Governance Assessment
- Strengths:
- Independent director with relevant technology and payments expertise; active engagement through chairing Technology & Cryptocurrency and membership on Compensation and NCG committees .
- Ownership alignment via common stock and options; policy prohibits hedging/pledging, supporting alignment with shareholders .
- No related-party transactions and no compensation committee interlocks, reducing conflict risk .
- Concerns / Watch items:
- Oversight of Bitcoin Treasury Policy and crypto acceptance/holding strategy introduces non-core asset volatility and operational/controls complexity; while governance structures are defined, execution risk and market perception require monitoring .
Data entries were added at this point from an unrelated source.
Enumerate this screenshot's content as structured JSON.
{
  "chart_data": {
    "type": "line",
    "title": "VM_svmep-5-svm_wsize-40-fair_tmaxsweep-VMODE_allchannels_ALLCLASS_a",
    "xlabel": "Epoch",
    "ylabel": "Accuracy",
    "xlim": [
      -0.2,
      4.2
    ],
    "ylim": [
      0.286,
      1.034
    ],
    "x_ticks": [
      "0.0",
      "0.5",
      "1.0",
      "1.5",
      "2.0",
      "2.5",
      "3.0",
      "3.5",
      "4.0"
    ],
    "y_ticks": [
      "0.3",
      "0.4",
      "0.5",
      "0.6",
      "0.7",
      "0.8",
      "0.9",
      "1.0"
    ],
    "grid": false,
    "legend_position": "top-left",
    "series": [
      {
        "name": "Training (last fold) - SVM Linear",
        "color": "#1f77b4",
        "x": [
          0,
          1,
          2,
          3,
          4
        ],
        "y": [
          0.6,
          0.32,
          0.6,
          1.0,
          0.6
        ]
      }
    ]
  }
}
- Company pursued significant equity financing and authorized share increases in 2025; while not director-specific, dilution and capital structure changes may affect investor confidence; Compensation Committee should scrutinize pay/equity usage amid high dilution rates .
- Section 16 initial Form 3 filings were late for all directors/executives at IPO but subsequently filed; minor compliance blemish to track for future governance discipline .
Overall, Swann’s committee leadership and independence are positives for board effectiveness, particularly on technology/crypto oversight. The crypto treasury initiative is a strategic differentiator but raises governance and risk oversight demands; continued clarity on controls, custody, accounting (ASU 2023-08), and risk thresholds will be critical to sustaining investor confidence.